On Sun, May 18, 2014 at 8:35 PM, Peter Dimov <lists_at_[hidden]> wrote:

> Yakov Galka wrote:
>
>> I don't follow. The real-world use-case is that I have some
>> config/project/database/install-dir named x = "c:/myproduct", that
>> references another file y, conceptually relative to itself. I think we all
>> agree that if y = "a.txt" then x / y = "c:/myproduct/a.txt" is the desired
>> result. Now, if y = "/windows/a.txt" I would definitely expect the result
>> to be "c:/windows/a.txt", and not "/windows/a.txt" which may end up
>> resolved to "d:/windows/a.txt" if "d:" is the current drive. How "/abc" is
>> any different from "a.txt" in this respect?
>>
>
> Yes, exactly.
>
> Now my point is that if you prefer /windows/a.txt to be resolved to
> c:/windows/a.txt, you should also prefer c:a.txt to be resolved to
> c:/myproduct/a.txt. ...
>

Yes, I prefer it to be so.
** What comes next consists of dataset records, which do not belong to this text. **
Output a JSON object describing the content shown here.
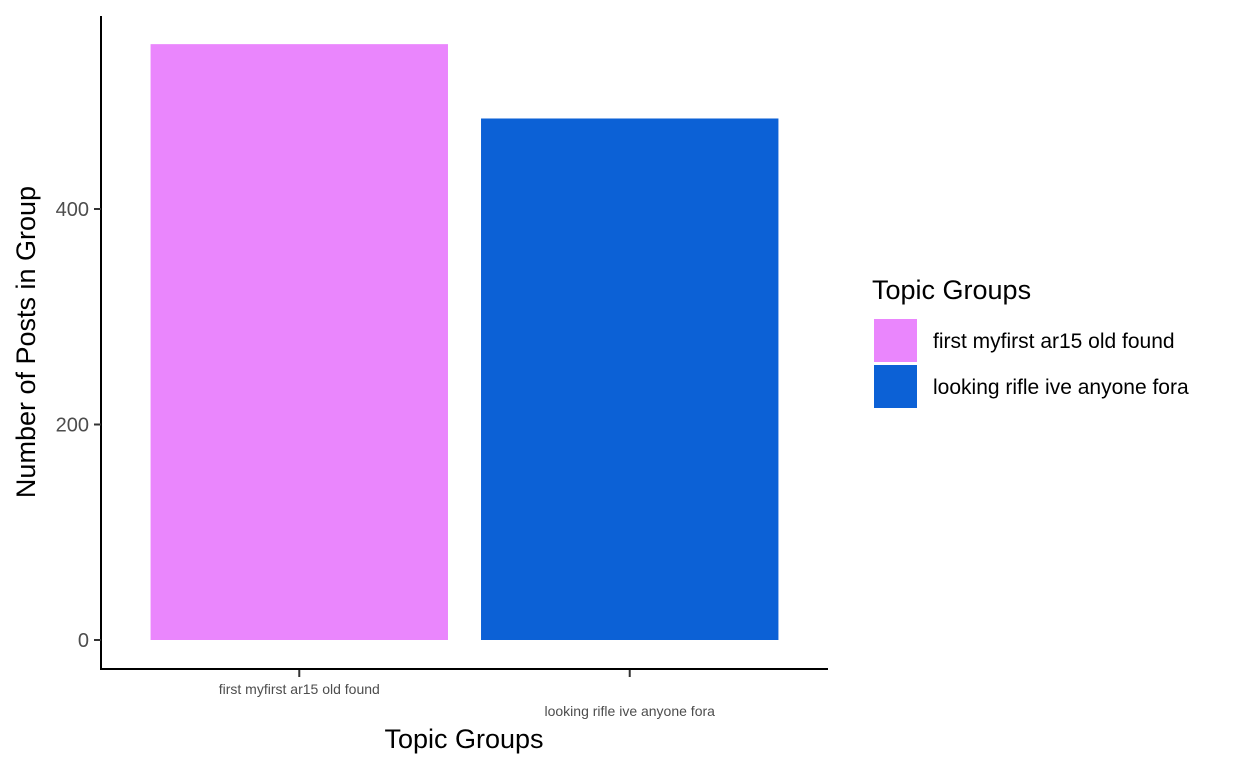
{
  "chart_data": {
    "type": "bar",
    "categories": [
      "first myfirst ar15 old found",
      "looking rifle ive anyone fora"
    ],
    "values": [
      553,
      484
    ],
    "colors": [
      "#EA86FD",
      "#0C61D6"
    ],
    "title": "",
    "xlabel": "Topic Groups",
    "ylabel": "Number of Posts in Group",
    "ylim": [
      0,
      580
    ],
    "yticks": [
      0,
      200,
      400
    ],
    "grid": false,
    "legend": {
      "title": "Topic Groups",
      "position": "right",
      "entries": [
        "first myfirst ar15 old found",
        "looking rifle ive anyone fora"
      ]
    }
  }
}
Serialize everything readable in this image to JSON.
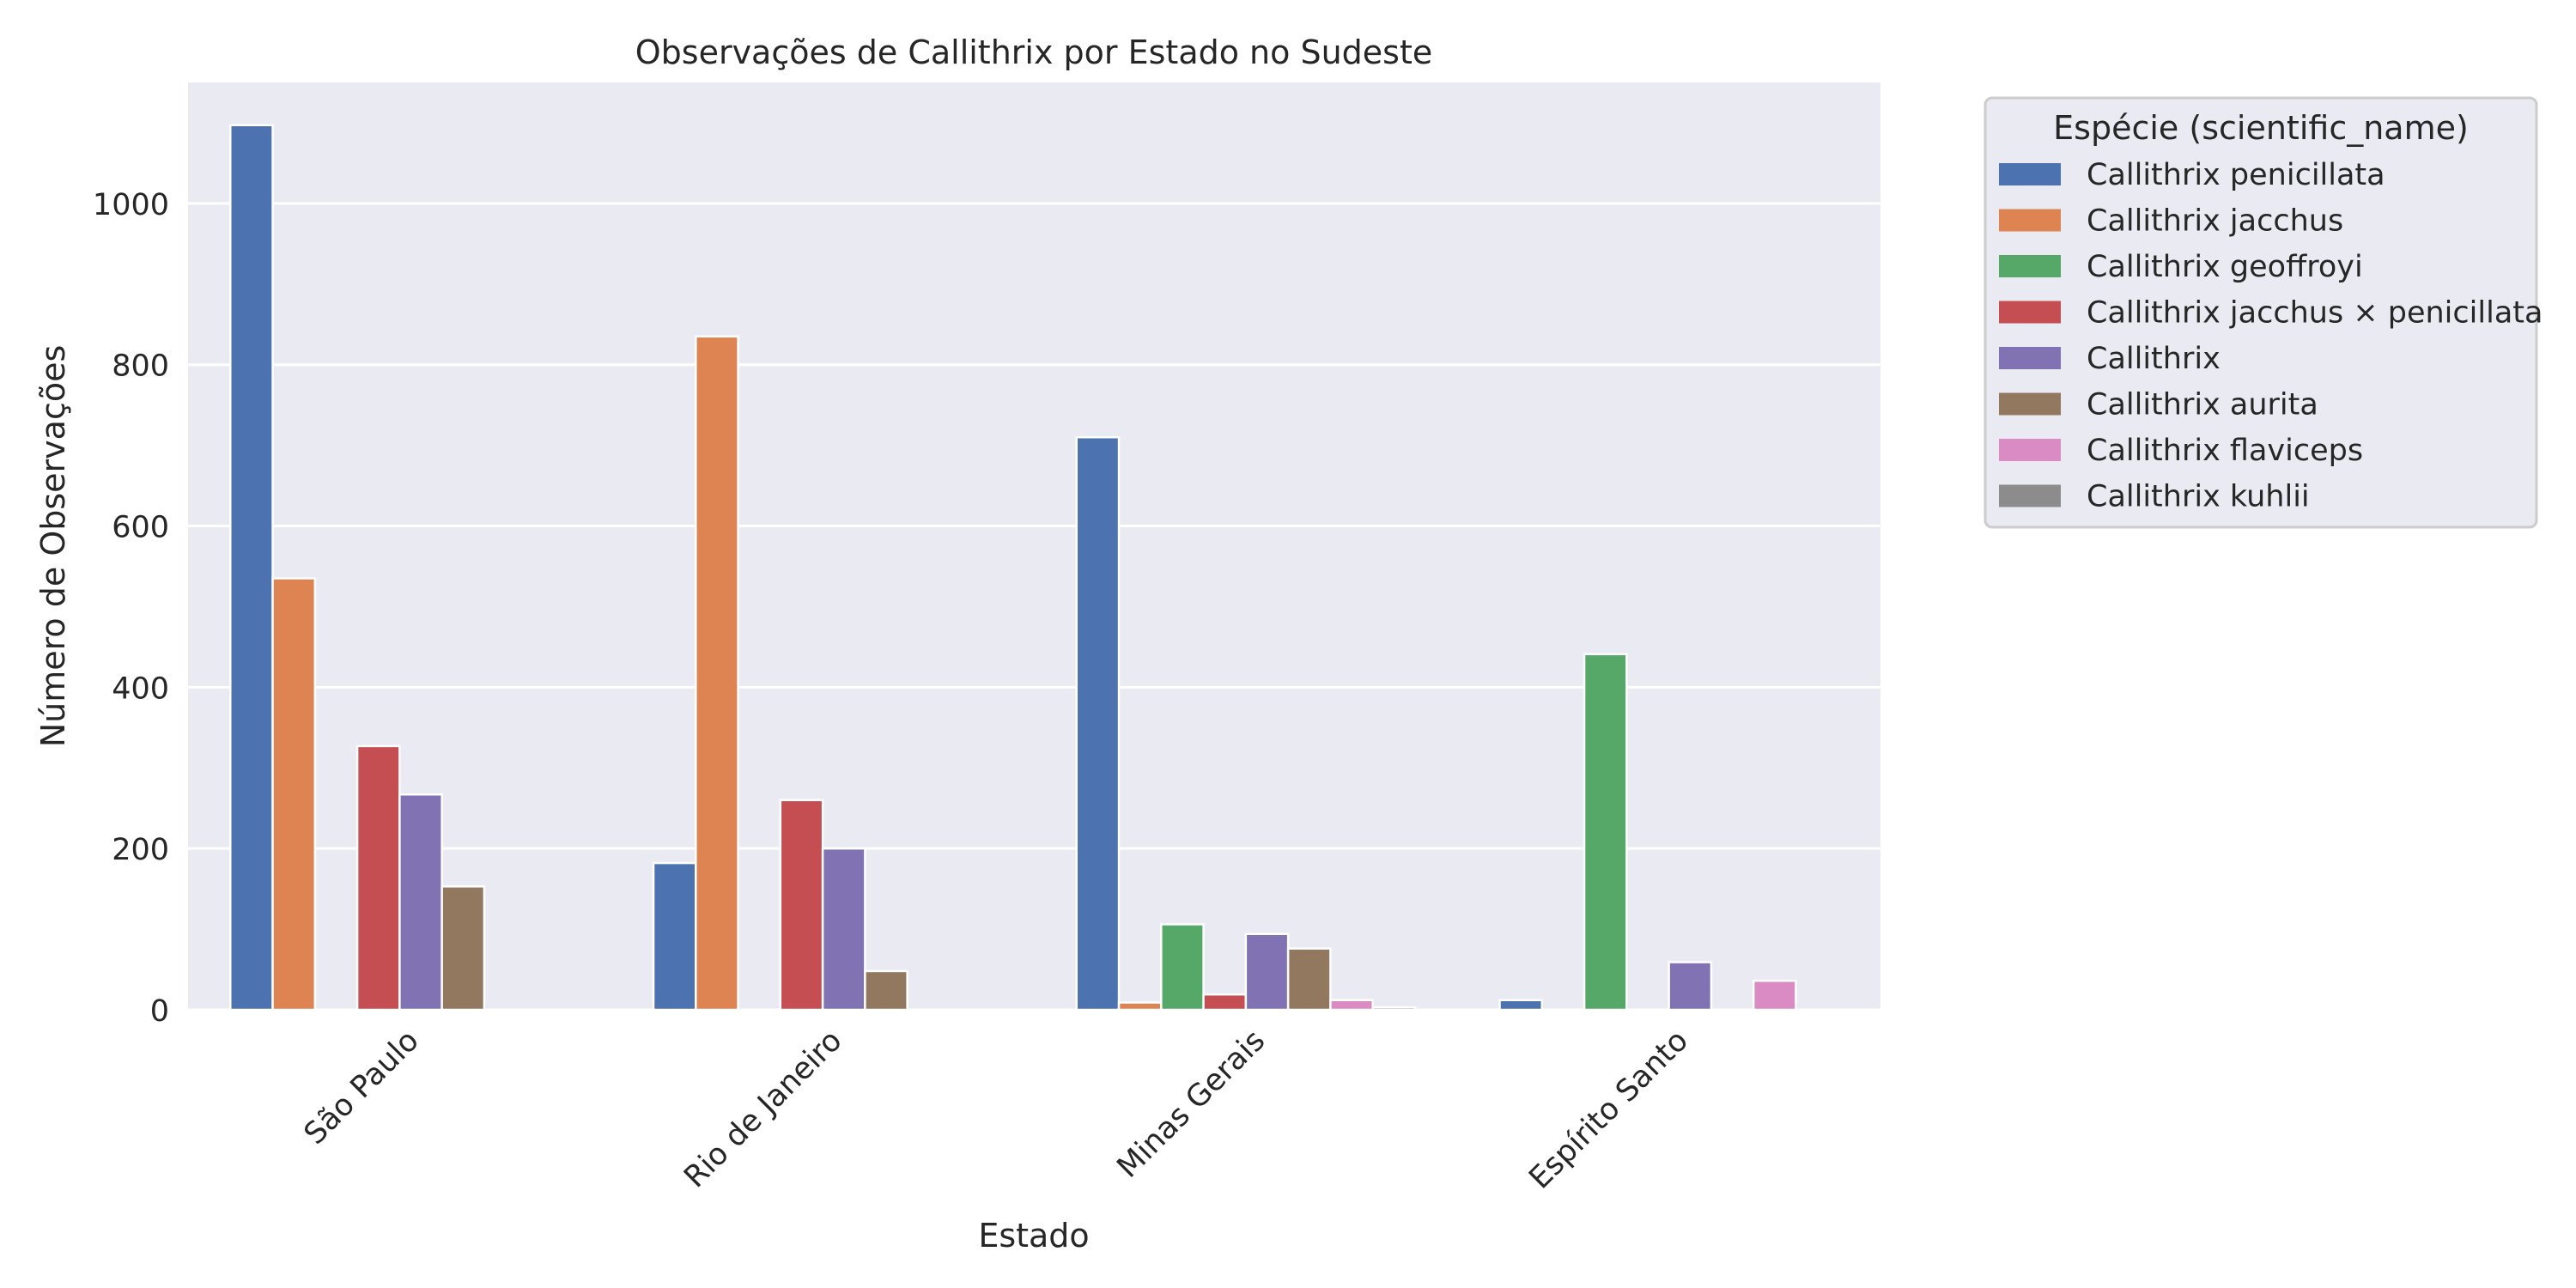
{
  "chart_data": {
    "type": "bar",
    "title": "Observações de Callithrix por Estado no Sudeste",
    "xlabel": "Estado",
    "ylabel": "Número de Observações",
    "ylim": [
      0,
      1150
    ],
    "yticks": [
      0,
      200,
      400,
      600,
      800,
      1000
    ],
    "grid": true,
    "legend_title": "Espécie (scientific_name)",
    "legend_position": "outside-top-right",
    "categories": [
      "São Paulo",
      "Rio de Janeiro",
      "Minas Gerais",
      "Espírito Santo"
    ],
    "series": [
      {
        "name": "Callithrix penicillata",
        "color": "#4c72b0",
        "values": [
          1097,
          182,
          710,
          12
        ]
      },
      {
        "name": "Callithrix jacchus",
        "color": "#dd8452",
        "values": [
          535,
          835,
          9,
          0
        ]
      },
      {
        "name": "Callithrix geoffroyi",
        "color": "#55a868",
        "values": [
          0,
          0,
          106,
          441
        ]
      },
      {
        "name": "Callithrix jacchus × penicillata",
        "color": "#c44e52",
        "values": [
          327,
          260,
          19,
          0
        ]
      },
      {
        "name": "Callithrix",
        "color": "#8172b3",
        "values": [
          267,
          200,
          94,
          59
        ]
      },
      {
        "name": "Callithrix aurita",
        "color": "#937860",
        "values": [
          153,
          48,
          76,
          0
        ]
      },
      {
        "name": "Callithrix flaviceps",
        "color": "#da8bc3",
        "values": [
          0,
          0,
          12,
          36
        ]
      },
      {
        "name": "Callithrix kuhlii",
        "color": "#8c8c8c",
        "values": [
          0,
          0,
          3,
          0
        ]
      }
    ]
  }
}
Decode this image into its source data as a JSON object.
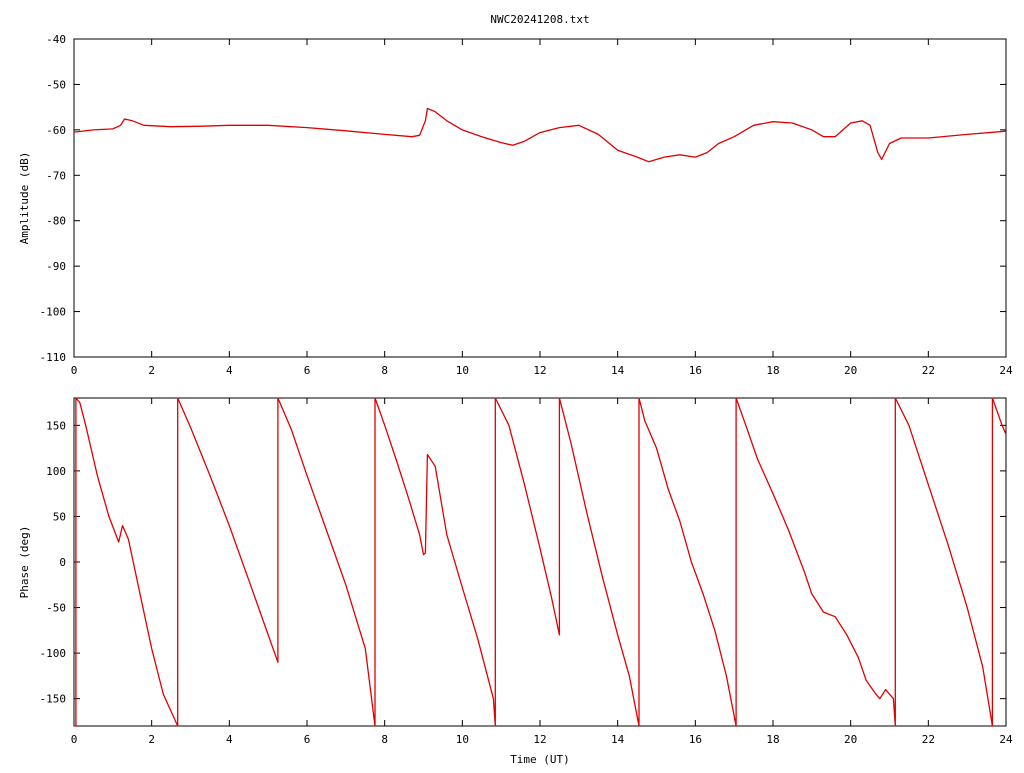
{
  "chart_data": [
    {
      "type": "line",
      "title": "NWC20241208.txt",
      "xlabel": "",
      "ylabel": "Amplitude (dB)",
      "xlim": [
        0,
        24
      ],
      "ylim": [
        -110,
        -40
      ],
      "xticks": [
        "0",
        "2",
        "4",
        "6",
        "8",
        "10",
        "12",
        "14",
        "16",
        "18",
        "20",
        "22",
        "24"
      ],
      "yticks": [
        "-40",
        "-50",
        "-60",
        "-70",
        "-80",
        "-90",
        "-100",
        "-110"
      ],
      "grid": false,
      "color": "#e00000",
      "series": [
        {
          "x": [
            0,
            0.5,
            1.0,
            1.2,
            1.3,
            1.5,
            1.8,
            2.5,
            3.3,
            4.0,
            5.0,
            6.0,
            7.0,
            8.0,
            8.7,
            8.9,
            9.05,
            9.1,
            9.3,
            9.6,
            10.0,
            10.5,
            11.0,
            11.3,
            11.6,
            12.0,
            12.5,
            13.0,
            13.5,
            14.0,
            14.5,
            14.8,
            15.2,
            15.6,
            16.0,
            16.3,
            16.6,
            17.0,
            17.5,
            18.0,
            18.5,
            19.0,
            19.3,
            19.6,
            20.0,
            20.3,
            20.5,
            20.7,
            20.8,
            21.0,
            21.3,
            22.0,
            23.0,
            24.0
          ],
          "y": [
            -60.5,
            -60,
            -59.8,
            -59,
            -57.6,
            -58,
            -59,
            -59.3,
            -59.2,
            -59,
            -59,
            -59.5,
            -60.2,
            -61,
            -61.5,
            -61.2,
            -58,
            -55.3,
            -56,
            -58,
            -60,
            -61.5,
            -62.8,
            -63.4,
            -62.5,
            -60.6,
            -59.5,
            -59,
            -61,
            -64.5,
            -66,
            -67,
            -66,
            -65.5,
            -66,
            -65,
            -63,
            -61.5,
            -59,
            -58.2,
            -58.5,
            -60,
            -61.5,
            -61.5,
            -58.5,
            -58,
            -59,
            -65,
            -66.5,
            -63,
            -61.8,
            -61.8,
            -61,
            -60.3
          ]
        }
      ]
    },
    {
      "type": "line",
      "title": "",
      "xlabel": "Time (UT)",
      "ylabel": "Phase (deg)",
      "xlim": [
        0,
        24
      ],
      "ylim": [
        -180,
        180
      ],
      "xticks": [
        "0",
        "2",
        "4",
        "6",
        "8",
        "10",
        "12",
        "14",
        "16",
        "18",
        "20",
        "22",
        "24"
      ],
      "yticks": [
        "150",
        "100",
        "50",
        "0",
        "-50",
        "-100",
        "-150"
      ],
      "grid": false,
      "color": "#e00000",
      "series": [
        {
          "x": [
            0,
            0.05,
            0.05,
            0.15,
            0.3,
            0.6,
            0.9,
            1.15,
            1.25,
            1.4,
            1.7,
            2.0,
            2.3,
            2.67,
            2.67,
            3.0,
            3.5,
            4.0,
            4.5,
            5.0,
            5.25,
            5.25,
            5.6,
            6.0,
            6.5,
            7.0,
            7.5,
            7.75,
            7.75,
            8.0,
            8.3,
            8.6,
            8.9,
            9.0,
            9.05,
            9.1,
            9.3,
            9.6,
            10.0,
            10.4,
            10.8,
            10.85,
            10.85,
            11.2,
            11.6,
            12.0,
            12.3,
            12.5,
            12.5,
            12.8,
            13.2,
            13.6,
            14.0,
            14.3,
            14.55,
            14.55,
            14.7,
            15.0,
            15.3,
            15.6,
            15.9,
            16.2,
            16.5,
            16.8,
            17.05,
            17.05,
            17.3,
            17.6,
            18.0,
            18.4,
            18.8,
            19.0,
            19.3,
            19.6,
            19.9,
            20.2,
            20.4,
            20.65,
            20.75,
            20.9,
            21.1,
            21.15,
            21.15,
            21.5,
            22.0,
            22.5,
            23.0,
            23.4,
            23.65,
            23.65,
            23.9,
            24.0
          ],
          "y": [
            -180,
            -180,
            180,
            175,
            150,
            95,
            50,
            22,
            40,
            25,
            -35,
            -95,
            -145,
            -180,
            180,
            148,
            95,
            40,
            -20,
            -80,
            -110,
            180,
            145,
            95,
            35,
            -25,
            -95,
            -180,
            180,
            150,
            112,
            72,
            30,
            8,
            10,
            118,
            105,
            30,
            -28,
            -85,
            -150,
            -180,
            180,
            150,
            85,
            15,
            -40,
            -80,
            180,
            130,
            55,
            -15,
            -80,
            -125,
            -180,
            180,
            155,
            125,
            80,
            45,
            0,
            -35,
            -75,
            -125,
            -180,
            180,
            150,
            113,
            75,
            35,
            -10,
            -35,
            -55,
            -60,
            -80,
            -105,
            -130,
            -145,
            -150,
            -140,
            -150,
            -180,
            180,
            150,
            85,
            20,
            -50,
            -115,
            -180,
            180,
            150,
            140
          ]
        }
      ]
    }
  ]
}
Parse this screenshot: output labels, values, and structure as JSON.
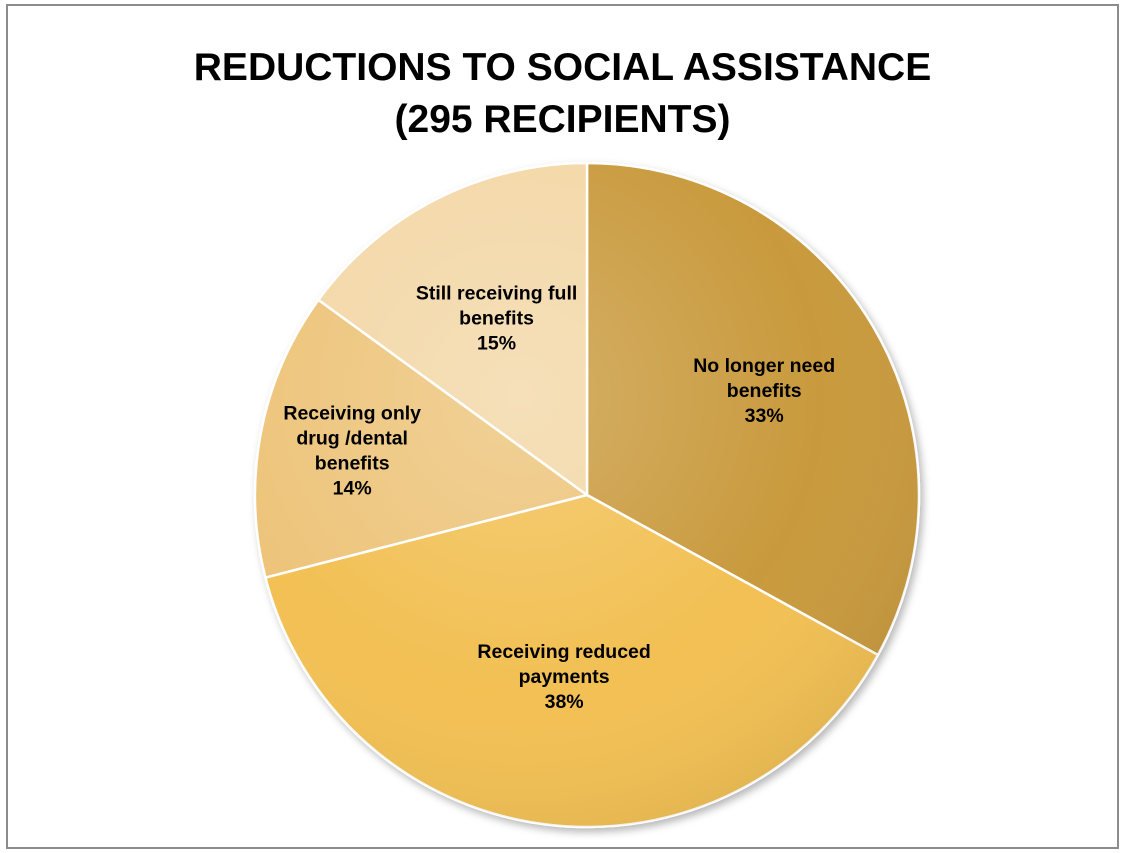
{
  "chart_data": {
    "type": "pie",
    "title_lines": [
      "REDUCTIONS TO SOCIAL ASSISTANCE",
      "(295 RECIPIENTS)"
    ],
    "start_angle_deg": 0,
    "direction": "clockwise",
    "slices": [
      {
        "label_lines": [
          "No longer need",
          "benefits",
          "33%"
        ],
        "value": 33,
        "color": "#c99a3c"
      },
      {
        "label_lines": [
          "Receiving reduced",
          "payments",
          "38%"
        ],
        "value": 38,
        "color": "#f2c052"
      },
      {
        "label_lines": [
          "Receiving  only",
          "drug /dental",
          "benefits",
          "14%"
        ],
        "value": 14,
        "color": "#edc47a"
      },
      {
        "label_lines": [
          "Still receiving full",
          "benefits",
          "15%"
        ],
        "value": 15,
        "color": "#f3d7a6"
      }
    ],
    "legend": "none",
    "data_labels": "inside"
  }
}
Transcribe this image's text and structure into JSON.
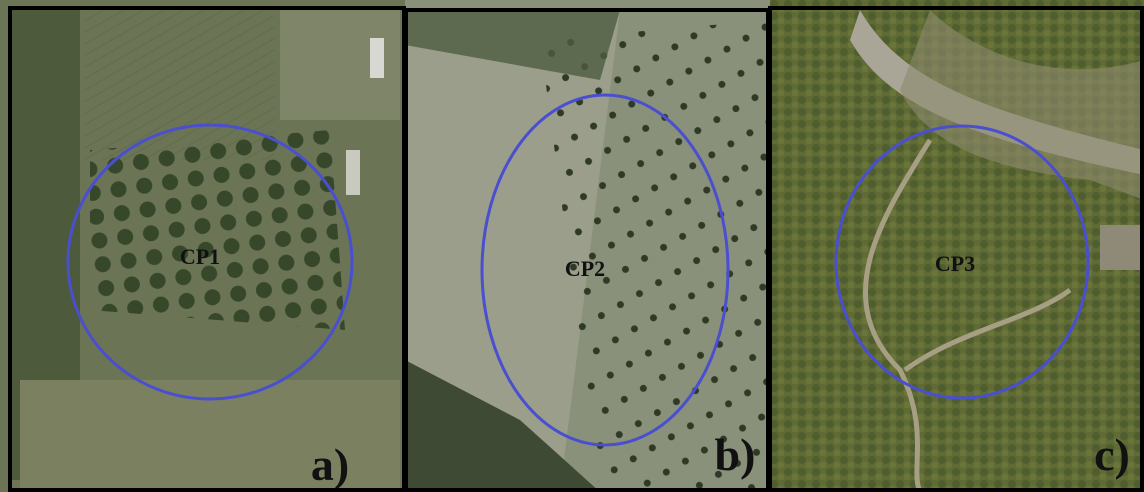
{
  "panels": [
    {
      "site": "CP1",
      "letter": "a)"
    },
    {
      "site": "CP2",
      "letter": "b)"
    },
    {
      "site": "CP3",
      "letter": "c)"
    }
  ]
}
Unfortunately it means that either
* we need to represent some of the program state affected by the previous
concatenations in a string form, which is not encodable in a system
understandable syntax, or
* give up associativity, or
* process drives independently of the rest, like "d:/a/b/c" / "c:" =
"c:/a/b/c" (this is what boost::filesystem::absolute does), or
* acknowledge that Windows paths are so crazy that the best we can do is x
/ "c:" = "c:", always.

Do you see another option?

(The last option isn't that bad: it's just that "c:" always means the
"per-drive current directory of drive c", whereas "/" is the root of the
drive of THE current directory.)

> In other words, /a and c:a are equally absolute.
>
> Treating c:a as absolute and /a as relative doesn't quite make sense to
> me.
>

As I said, you can detach absolute() from concatenation, by defining it in
terms of system_complete(), in which case both become relative (as desired)
independently of which option above you choose.